If I had an Emmy ballot: Outstanding Supporting Actress in a Comedy

Emmy Nominations Week continues here at HitFix, in which Fienberg and I attack the possible nominees from two angles: Dan speculates on who will be nominated, while I pretend like I have an Emmy ballot and say who should be.

(Here’s Dan’s take on drama supporting actor and actress from yesterday, as well as my actor and actress takes.)

Today, it’s time for the comedy sidekicks. While I was sleeping, Dan posted his thoughts on the probable nominees for Outstanding Supporting Actress in a comedy, and if you click through you’ll have my hypothetical ballot…

If the picture above wasn’t enough of a giveaway, and if my writing about her early and often in discussing “Community” wasn’t, either, my first nominee choice (and my probable favorite if I had a hypothetical vote) is Alison Brie. She took a character who was a broadly-sketched cartoon and managed to simultaneously embrace that side of things while giving Annie some real depth and humanity. Anything they ask her to do, she nails, and that includes completely upsetting the apple cart with her chemistry with Joel McHale. Bonus points for one of the funniest “Mad Men” moments of the season, when Trudy asked Pete to come join her in the kitchen.

This was not a very good season for “The Office,” for reasons both too long and too depressing to go into here. One of the few bright spots, though, was Ellie Kemper, who owned every scene she was in as the chipper-to-the-point-of-mental-instability Erin. She was so good I may even one day rewatch “Scott’s Tots,” which otherwise was one of the most excruciating, tone-deaf episodes in the show’s history, just to watch Erin cluelessly cheer Michael on. I’m annoyed Jenna Fischer has yet to win one of these things, but if any performer on “The Office” was Emmy-worthy this year, it was Kemper.

Y’all know I don’t love “Glee.” The point of this exercise, though, isn’t to pick the best performances from my favorite shows, but to pick the best performances, period, and Jane Lynch (who’s the clear favorite to win the non-hypothetical Emmy) was fabulous, even as the writers kept waffling on exactly how human they wanted to let Sue be.
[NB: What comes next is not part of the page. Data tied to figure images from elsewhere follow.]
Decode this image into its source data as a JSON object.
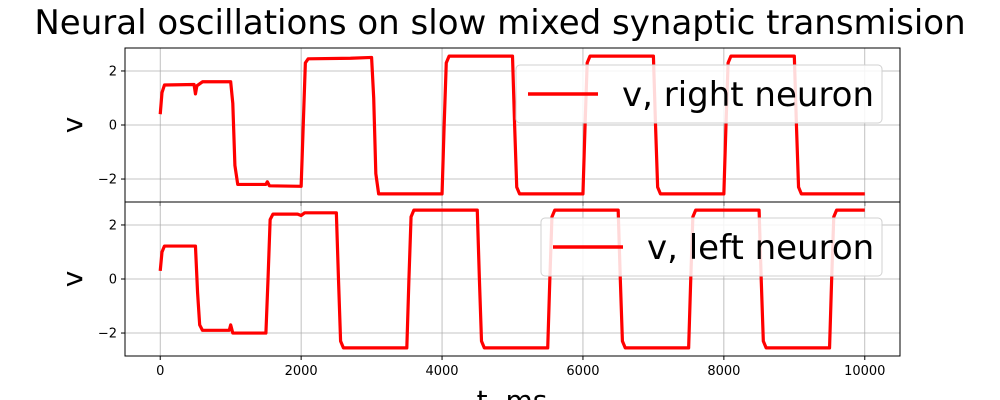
{
  "chart_data": {
    "type": "line",
    "title": "Neural oscillations on slow mixed synaptic transmision",
    "xlabel": "t, ms",
    "xlim": [
      -500,
      10500
    ],
    "xticks": [
      0,
      2000,
      4000,
      6000,
      8000,
      10000
    ],
    "grid": true,
    "legend_position": "top-right",
    "panels": [
      {
        "ylabel": "v",
        "ylim": [
          -2.85,
          2.85
        ],
        "yticks": [
          -2,
          0,
          2
        ],
        "series": [
          {
            "name": "v, right neuron",
            "color": "#ff0000",
            "points": [
              [
                0,
                0.4
              ],
              [
                25,
                1.2
              ],
              [
                60,
                1.48
              ],
              [
                480,
                1.5
              ],
              [
                500,
                1.15
              ],
              [
                520,
                1.45
              ],
              [
                600,
                1.6
              ],
              [
                1000,
                1.6
              ],
              [
                1030,
                0.8
              ],
              [
                1060,
                -1.5
              ],
              [
                1100,
                -2.2
              ],
              [
                1500,
                -2.2
              ],
              [
                1520,
                -2.1
              ],
              [
                1550,
                -2.25
              ],
              [
                2000,
                -2.27
              ],
              [
                2030,
                0.0
              ],
              [
                2060,
                2.3
              ],
              [
                2100,
                2.45
              ],
              [
                2700,
                2.47
              ],
              [
                3000,
                2.5
              ],
              [
                3030,
                1.0
              ],
              [
                3060,
                -1.8
              ],
              [
                3100,
                -2.55
              ],
              [
                4000,
                -2.55
              ],
              [
                4030,
                0.0
              ],
              [
                4060,
                2.3
              ],
              [
                4100,
                2.55
              ],
              [
                5000,
                2.55
              ],
              [
                5030,
                0.0
              ],
              [
                5060,
                -2.3
              ],
              [
                5100,
                -2.55
              ],
              [
                6000,
                -2.55
              ],
              [
                6030,
                0.0
              ],
              [
                6060,
                2.3
              ],
              [
                6100,
                2.55
              ],
              [
                7000,
                2.55
              ],
              [
                7030,
                0.0
              ],
              [
                7060,
                -2.3
              ],
              [
                7100,
                -2.55
              ],
              [
                8000,
                -2.55
              ],
              [
                8030,
                0.0
              ],
              [
                8060,
                2.3
              ],
              [
                8100,
                2.55
              ],
              [
                9000,
                2.55
              ],
              [
                9030,
                0.0
              ],
              [
                9060,
                -2.3
              ],
              [
                9100,
                -2.55
              ],
              [
                10000,
                -2.55
              ]
            ]
          }
        ]
      },
      {
        "ylabel": "v",
        "ylim": [
          -2.85,
          2.85
        ],
        "yticks": [
          -2,
          0,
          2
        ],
        "series": [
          {
            "name": "v, left neuron",
            "color": "#ff0000",
            "points": [
              [
                0,
                0.3
              ],
              [
                25,
                1.0
              ],
              [
                60,
                1.22
              ],
              [
                500,
                1.22
              ],
              [
                530,
                -0.5
              ],
              [
                560,
                -1.7
              ],
              [
                600,
                -1.9
              ],
              [
                980,
                -1.9
              ],
              [
                1000,
                -1.7
              ],
              [
                1030,
                -2.0
              ],
              [
                1500,
                -2.0
              ],
              [
                1530,
                0.0
              ],
              [
                1560,
                2.2
              ],
              [
                1600,
                2.4
              ],
              [
                1950,
                2.4
              ],
              [
                2000,
                2.35
              ],
              [
                2050,
                2.45
              ],
              [
                2500,
                2.45
              ],
              [
                2530,
                0.0
              ],
              [
                2560,
                -2.3
              ],
              [
                2600,
                -2.55
              ],
              [
                3500,
                -2.55
              ],
              [
                3530,
                0.0
              ],
              [
                3560,
                2.3
              ],
              [
                3600,
                2.55
              ],
              [
                4500,
                2.55
              ],
              [
                4530,
                0.0
              ],
              [
                4560,
                -2.3
              ],
              [
                4600,
                -2.55
              ],
              [
                5500,
                -2.55
              ],
              [
                5530,
                0.0
              ],
              [
                5560,
                2.3
              ],
              [
                5600,
                2.55
              ],
              [
                6500,
                2.55
              ],
              [
                6530,
                0.0
              ],
              [
                6560,
                -2.3
              ],
              [
                6600,
                -2.55
              ],
              [
                7500,
                -2.55
              ],
              [
                7530,
                0.0
              ],
              [
                7560,
                2.3
              ],
              [
                7600,
                2.55
              ],
              [
                8500,
                2.55
              ],
              [
                8530,
                0.0
              ],
              [
                8560,
                -2.3
              ],
              [
                8600,
                -2.55
              ],
              [
                9500,
                -2.55
              ],
              [
                9530,
                0.0
              ],
              [
                9560,
                2.3
              ],
              [
                9600,
                2.55
              ],
              [
                10000,
                2.55
              ]
            ]
          }
        ]
      }
    ]
  }
}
The massive season-to-season improvement of “Parks and Recreation” was one of the year’s most pleasant surprises, and Aubrey Plaza‘s role within that was one of the biggest sub-surprises. We knew she could nail the deadpan sarcastic thing (any scene of Plaza and Nick Offerman trying to out-minimalist each other was a delight), but for guarded, cynical April to become the romantic heart of the series? Her work with Chris Pratt was terrific, but she was nearly as good when matched with any member of the ensemble.

Yvonne Strahovski is a weird case. The show she’s on is rightfully classified as a comedy, yet most of her contributions to it are on the dramatic side of the ledger. Still, the work she does in giving emotional weight to the world of “Chuck” makes a lot of the silliness possible. And on those rare occasions when she’s called upon to do so (like “Chuck vs. the Honeymooners”), she’s shown that she can be funny, even if her job description largely requires her to make you believe any of this could be happening while having crazy chemistry with Zachary Levi.

If this category were solely about who makes me laugh the most, my clear favorite would have to be Merritt Wever. There were times in season two of “Nurse Jackie” where I stuck with the show almost entirely to see what Wever would do and say next. That show’s producers clearly recognized what they had in her and gave her even more material this year, showing that a slightly more street-wise Zoe would be no less funny than the naive nursing student from the start of the series.

Tough omissions: Jane Adams from “Hung,” Yvette Nicole Brown from “Community,” Lizzy Caplan from “Party Down,” Rosemarie DeWitt from “United States of Tara,” Busy Philipps from “Cougar Town,” Sofia Vergara from “Modern Family.”